Pour de nombreux Canadiens, le hockey est plus qu’un sport. C’est un esprit commun de dévouement, de sacrifice et de travail d’équipe. Pendant les Jeux olympiques d’hiver (qui se déroulent actuellement au moment de la publication du présent document,), ce lien ne fait que se renforcer lorsque nous regardons les athlètes représenter le Canada sur la scène mondiale après des années de préparation qui passent souvent inaperçues.
Anne Alary, sergente d’état-major de la Gendarmerie royale du Canada (GRC), comprend bien cet engagement constant.
Avant d’être sous-officière responsable du groupe de l’enlèvement des explosifs de la Direction générale et du Centre des politiques à Ottawa, Anne était une joueuse de hockey de haut niveau qui évoluait avec les Raiders d’Ottawa dans la Ligue professionnelle de hockey féminin.

Aujourd’hui, elle occupe également le poste d’entraîneuse-chef de l’organisation de hockey féminin des East Ottawa Stars dans la catégorie M18 de calibre AA et a récemment été nommée nouvelle entraîneuse adjointe de l’équipe des Wildcats de Nepean dans la catégorie M22 élite de calibre AA. Elle forme ainsi la prochaine génération d’athlètes tout en dirigeant en coulisses l’un des environnements les plus spécialisés et les plus axés sur la préparation de la GRC.
Même si le contexte peut varier, l’état d’esprit, les compétences et le dévouement nécessaires chez un athlète professionnel et chez un policier se ressemblent étonnamment.

Un parcours forgé sur la glace
L’intérêt d’Anne pour le sport remonte à son enfance. C’est dans une famille férue de sport qu’elle a grandi. Elle était toujours active, jouant dehors, s’adonnant au patinage sur des patinoires extérieures, enfourchant son vélo et pratiquant toutes sortes de sports, du basket-ball à la ringuette. Toutefois, le hockey a toujours occupé une place prépondérante.
« Le fait de concourir à un niveau d’élite m’a enseigné le sens de la discipline, de la concentration et de la résilience, confie-t-elle. Non seulement on attend de soi de réaliser de bonnes performances, mais on doit également assumer la responsabilité d’être une coéquipière fiable. »
Jouer contre les meilleurs et aux côtés de ces derniers était également synonyme de pression constante : rivaliser pour obtenir du temps de glace, gérer les blessures, composer avec la dynamique de l’équipe et surmonter l’adversité. Ces expériences ont façonné non seulement l’athlète qu’Anne est devenue, mais aussi la haute gradée des services de police qu’elle est aujourd’hui.

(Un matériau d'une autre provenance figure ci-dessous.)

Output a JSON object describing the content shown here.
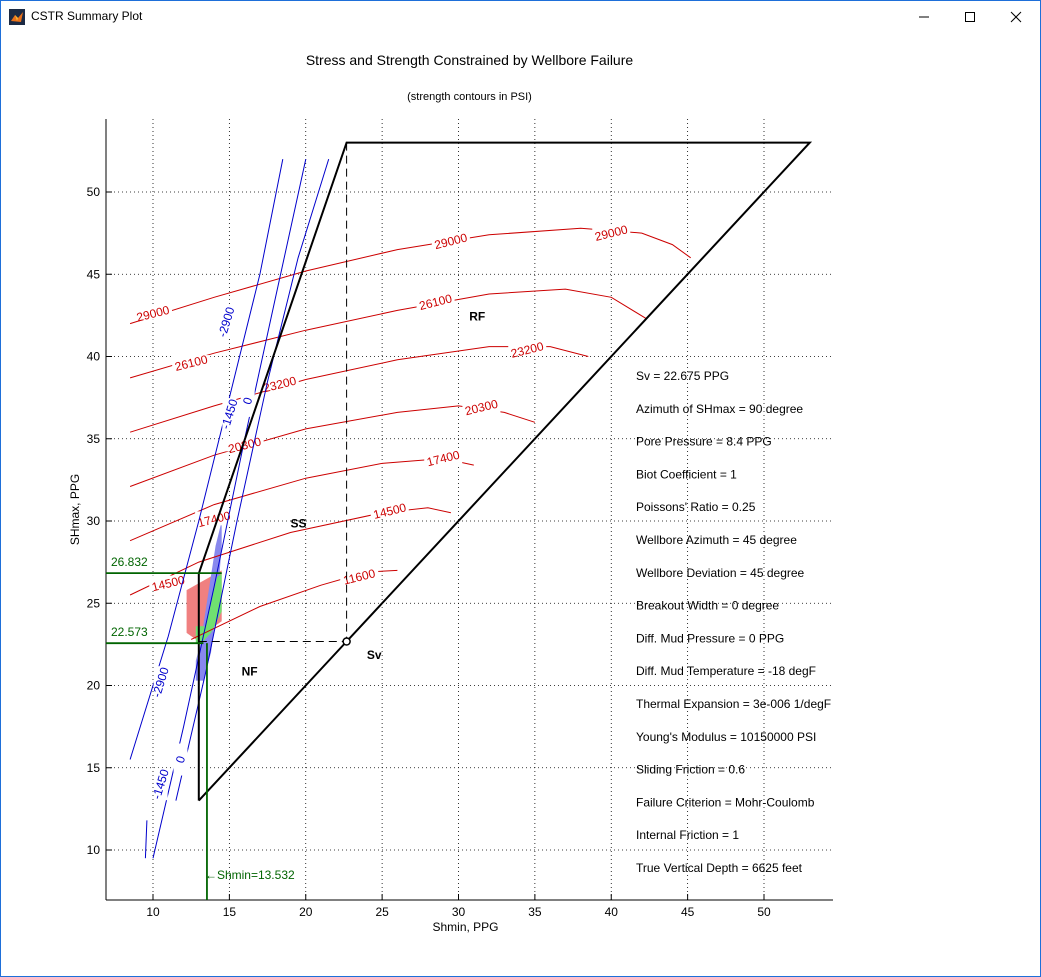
{
  "window": {
    "title": "CSTR Summary Plot"
  },
  "chart_data": {
    "type": "line",
    "title": "Stress and Strength Constrained by Wellbore Failure",
    "subtitle": "(strength contours in PSI)",
    "xlabel": "Shmin, PPG",
    "ylabel": "SHmax, PPG",
    "xlim": [
      7,
      55
    ],
    "ylim": [
      7,
      54
    ],
    "xticks": [
      10,
      15,
      20,
      25,
      30,
      35,
      40,
      45,
      50
    ],
    "yticks": [
      10,
      15,
      20,
      25,
      30,
      35,
      40,
      45,
      50
    ],
    "grid": true,
    "polygon": [
      [
        13,
        13
      ],
      [
        22.675,
        22.675
      ],
      [
        53,
        53
      ],
      [
        22.675,
        53
      ],
      [
        13,
        26.8
      ],
      [
        13,
        13
      ]
    ],
    "sv_lines": [
      [
        [
          22.675,
          53
        ],
        [
          22.675,
          22.675
        ]
      ],
      [
        [
          13,
          22.675
        ],
        [
          22.675,
          22.675
        ]
      ]
    ],
    "sv_point": [
      22.675,
      22.675
    ],
    "region_labels": [
      {
        "text": "RF",
        "x": 30.7,
        "y": 42.2
      },
      {
        "text": "SS",
        "x": 19.0,
        "y": 29.6
      },
      {
        "text": "NF",
        "x": 15.8,
        "y": 20.6
      },
      {
        "text": "Sv",
        "x": 24.0,
        "y": 21.6
      }
    ],
    "strength_contours": [
      {
        "label": "29000",
        "points": [
          [
            8.5,
            42.0
          ],
          [
            14,
            43.6
          ],
          [
            20,
            45.2
          ],
          [
            26,
            46.5
          ],
          [
            32,
            47.4
          ],
          [
            38,
            47.8
          ],
          [
            42,
            47.5
          ],
          [
            44,
            46.8
          ],
          [
            45.2,
            46.0
          ]
        ],
        "labels": [
          [
            10.0,
            42.6
          ],
          [
            29.5,
            47.0
          ],
          [
            40.0,
            47.5
          ]
        ]
      },
      {
        "label": "26100",
        "points": [
          [
            8.5,
            38.7
          ],
          [
            14,
            40.2
          ],
          [
            20,
            41.6
          ],
          [
            26,
            42.8
          ],
          [
            32,
            43.8
          ],
          [
            37,
            44.1
          ],
          [
            40,
            43.6
          ],
          [
            42.3,
            42.3
          ]
        ],
        "labels": [
          [
            12.5,
            39.6
          ],
          [
            28.5,
            43.3
          ]
        ]
      },
      {
        "label": "23200",
        "points": [
          [
            8.5,
            35.4
          ],
          [
            14,
            37.0
          ],
          [
            20,
            38.6
          ],
          [
            26,
            39.8
          ],
          [
            32,
            40.6
          ],
          [
            36,
            40.6
          ],
          [
            38.5,
            40.0
          ]
        ],
        "labels": [
          [
            18.3,
            38.3
          ],
          [
            34.5,
            40.4
          ]
        ]
      },
      {
        "label": "20300",
        "points": [
          [
            8.5,
            32.1
          ],
          [
            14,
            34.0
          ],
          [
            20,
            35.6
          ],
          [
            26,
            36.6
          ],
          [
            30,
            37.0
          ],
          [
            33,
            36.6
          ],
          [
            35,
            36.0
          ]
        ],
        "labels": [
          [
            16.0,
            34.6
          ],
          [
            31.5,
            36.9
          ]
        ]
      },
      {
        "label": "17400",
        "points": [
          [
            8.5,
            28.8
          ],
          [
            14,
            31.0
          ],
          [
            20,
            32.6
          ],
          [
            25,
            33.5
          ],
          [
            29,
            33.8
          ],
          [
            31,
            33.4
          ]
        ],
        "labels": [
          [
            14.0,
            30.1
          ],
          [
            29.0,
            33.8
          ]
        ]
      },
      {
        "label": "14500",
        "points": [
          [
            8.5,
            25.5
          ],
          [
            13,
            27.5
          ],
          [
            19,
            29.3
          ],
          [
            25,
            30.5
          ],
          [
            28,
            30.8
          ],
          [
            29.5,
            30.5
          ]
        ],
        "labels": [
          [
            11.0,
            26.2
          ],
          [
            25.5,
            30.6
          ]
        ]
      },
      {
        "label": "11600",
        "points": [
          [
            12.5,
            22.8
          ],
          [
            17,
            24.8
          ],
          [
            21,
            26.1
          ],
          [
            24,
            26.9
          ],
          [
            26,
            27.0
          ]
        ],
        "labels": [
          [
            23.5,
            26.6
          ]
        ]
      }
    ],
    "tensile_contours": [
      {
        "label": "-2900",
        "points": [
          [
            8.5,
            15.5
          ],
          [
            11,
            23.0
          ],
          [
            13,
            30.0
          ],
          [
            15,
            37.5
          ],
          [
            17,
            45.0
          ],
          [
            18.5,
            52.0
          ]
        ],
        "labels": [
          [
            10.5,
            20.2
          ],
          [
            14.8,
            42.1
          ]
        ]
      },
      {
        "label": "-1450",
        "points": [
          [
            10,
            9.5
          ],
          [
            12,
            17.5
          ],
          [
            14,
            26.0
          ],
          [
            16,
            35.0
          ],
          [
            18,
            43.5
          ],
          [
            20,
            52.0
          ]
        ],
        "labels": [
          [
            10.5,
            14.0
          ],
          [
            15.0,
            36.5
          ]
        ]
      },
      {
        "label": "0",
        "points": [
          [
            11.5,
            13.0
          ],
          [
            13.5,
            21.0
          ],
          [
            15.5,
            30.0
          ],
          [
            17.5,
            38.5
          ],
          [
            19.5,
            46.0
          ],
          [
            21.5,
            52.0
          ]
        ],
        "labels": [
          [
            11.8,
            15.5
          ],
          [
            16.2,
            37.3
          ]
        ]
      }
    ],
    "extra_blue_segments": [
      [
        [
          9.5,
          9.5
        ],
        [
          9.6,
          11.8
        ]
      ]
    ],
    "fill_regions": [
      {
        "color": "#f08080",
        "points": [
          [
            12.2,
            25.8
          ],
          [
            14.5,
            27.0
          ],
          [
            14.5,
            23.9
          ],
          [
            12.8,
            22.8
          ],
          [
            12.2,
            23.2
          ]
        ]
      },
      {
        "color": "#8888ee",
        "points": [
          [
            12.8,
            20.3
          ],
          [
            13.3,
            20.3
          ],
          [
            13.8,
            22.0
          ],
          [
            14.2,
            25.0
          ],
          [
            14.5,
            28.5
          ],
          [
            14.5,
            30.0
          ],
          [
            14.1,
            28.5
          ],
          [
            13.6,
            25.5
          ],
          [
            13.1,
            22.5
          ],
          [
            12.8,
            21.5
          ]
        ]
      },
      {
        "color": "#70e070",
        "points": [
          [
            12.8,
            23.6
          ],
          [
            13.4,
            23.6
          ],
          [
            14.2,
            26.6
          ],
          [
            14.5,
            26.8
          ],
          [
            14.5,
            24.5
          ],
          [
            13.8,
            23.2
          ],
          [
            13.2,
            22.6
          ],
          [
            12.8,
            22.6
          ]
        ]
      }
    ],
    "markers": {
      "shmax_high": {
        "label": "26.832",
        "value": 26.832
      },
      "shmax_low": {
        "label": "22.573",
        "value": 22.573
      },
      "shmin": {
        "label": "←Shmin=13.532",
        "value": 13.532
      }
    },
    "annotations": [
      "Sv = 22.675 PPG",
      "Azimuth of SHmax = 90 degree",
      "Pore Pressure = 8.4 PPG",
      "Biot Coefficient = 1",
      "Poissons' Ratio = 0.25",
      "Wellbore Azimuth = 45 degree",
      "Wellbore Deviation = 45 degree",
      "Breakout Width = 0 degree",
      "Diff. Mud Pressure = 0 PPG",
      "Diff. Mud Temperature = -18 degF",
      "Thermal Expansion = 3e-006 1/degF",
      "Young's Modulus = 10150000 PSI",
      "Sliding Friction = 0.6",
      "Failure Criterion = Mohr-Coulomb",
      "Internal Friction = 1",
      "True Vertical Depth = 6625 feet"
    ],
    "colors": {
      "strength": "#cc0000",
      "tensile": "#0000cc",
      "marker": "#006400",
      "polygon": "#000000"
    }
  }
}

« Garder son sang-froid dans des situations très tendues permet de réfléchir avec lucidité et de prendre des décisions fondées sur l’expérience », explique-t-elle. Cette leçon se transpose parfaitement de la patinoire aux services de police.
La confiance, la responsabilité et la culture d’équipe
La confiance réside au cœur du hockey et des services de police.
Pour Anne, comprendre la responsabilité qui découle de l’établissement d’une relation de confiance n’est pas seulement une question personnelle.
« Lorsqu’une personne ne fait pas preuve de responsabilité, c’est tout le groupe qui en subit les conséquences, explique-t-elle. Une confiance mutuelle doit s’établir afin que chaque membre du groupe sache que tout le monde travaille en vue d’atteindre un objectif commun et sera là pour s’entraider. »
En tant qu’entraîneuse, Anne accorde la priorité à la culture avant tout. Il est fondamental d’établir des attentes claires, de fixer des normes élevées et de favoriser la responsabilité tout en veillant à ce que les athlètes se sentent en sécurité dans leur apprentissage et leurs échecs.

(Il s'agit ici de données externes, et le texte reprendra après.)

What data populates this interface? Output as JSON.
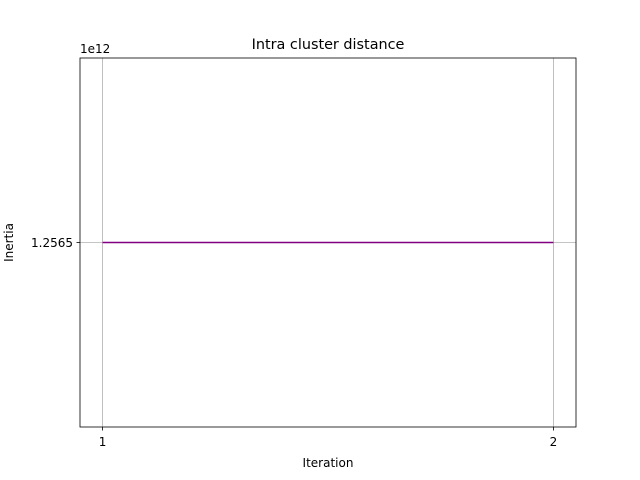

« Lorsque les gens évoluent dans des conditions favorables, sans crainte, ils s’épanouissent », affirme-t-elle.
C’est une approche à laquelle elle adhère dans l’exercice de ses fonctions de direction au sein de la GRC, où le mentorat, la croissance et la communication ouverte sont tout aussi importants que les compétences techniques.
Les fonctions sont exercées bien avant la mise au jeu
Le poste qu’occupe actuellement Anne au sein de la GRC l’amène à travailler principalement dans les coulisses, mais son apport est d’envergure nationale.
Elle a servi en première ligne d’un bout à l’autre du Canada, des services de police en milieu rural de la Saskatchewan et auprès des communautés autochtones à Pelican Narrows, jusqu’à la Colline du Parlement, en passant par le Carrousel de la GRC et diverses opérations spécialisées. Elle apporte ainsi une profonde compréhension opérationnelle à son travail au sein du groupe de l’enlèvement des explosifs de la Direction générale et du Centre des politiques.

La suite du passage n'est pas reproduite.